The Medical Coding and Documentation Specialist is responsible for determining the appropriate procedural and diagnostic codes to patient records, as well as performing analysis of the codes utilized by providers and ensuring documentation supports the codes selected. This staff member will also serve as a coding consultant to other Institute staff.
1. Communicates documentation and coding standards to employees and respond to questions across a wide spectrum of specialties that have diverse criteria for billing and coding.
2. Visually reviews and/or audits documentation to ensure appropriate codes are assigned in accordance with the state and governmental coding and auditing rules and regulations.
3. Assists with ongoing departmental and individual education sessions to improve CPT4 and ICD-10 coding accuracy and adherence to compliance standards.
4. Interacts with physicians and other patient care providers regarding billing and documentation policies, procedures, and regulations; obtains clarification of conflicting, ambiguous, or non-specific documentation.
5. Demonstrate knowledge of payer issues, documentation opportunities, clinical documentation requirements, and referral policies and procedures.
6. Inputs and maintains data on procedures required for state or other reporting.

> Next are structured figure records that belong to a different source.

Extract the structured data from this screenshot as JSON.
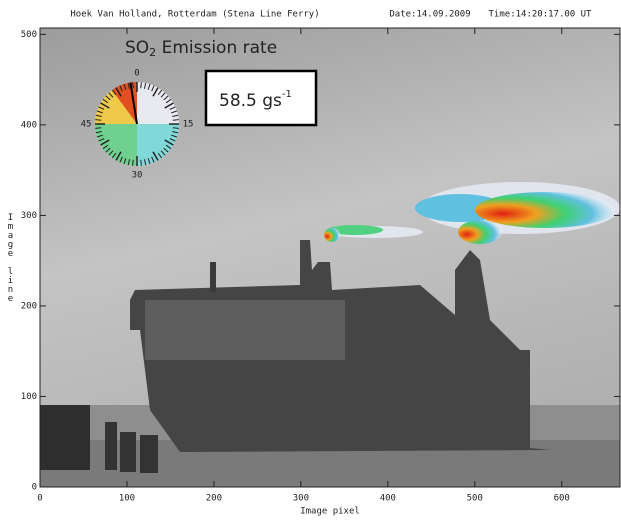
{
  "chart_data": {
    "type": "image",
    "header": {
      "location": "Hoek Van Holland, Rotterdam (Stena Line Ferry)",
      "date": "Date:14.09.2009",
      "time": "Time:14:20:17.00 UT"
    },
    "title": {
      "main": "SO",
      "subscript": "2",
      "rest": " Emission rate"
    },
    "rate": {
      "value": 58.5,
      "unit": "gs",
      "exponent": "-1"
    },
    "gauge_labels": [
      0,
      15,
      30,
      45
    ],
    "x_label": "Image pixel",
    "y_label": "Image line",
    "xlim": [
      0,
      667
    ],
    "ylim": [
      0,
      507
    ],
    "xticks": [
      0,
      100,
      200,
      300,
      400,
      500,
      600
    ],
    "yticks": [
      0,
      100,
      200,
      300,
      400,
      500
    ]
  }
}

7. Provides analysis of claim and/or appeal/denial issues, as needed.
QUALIFICATIONS:
Coding certification (AHIMA and/or AAPC) required. Apprentice level certification considered.
Certification in health care compliance is desirable.
EDUCATION:
Associate’s degree in Healthcare Administration, Nursing, or other clinical degree required. .
Bachelor’s degree in Healthcare Administration, Nursing, or other clinical degree preferred.
EXPERIENCE:
1 year of relevant experience required.
3 years of relevant experience preferred.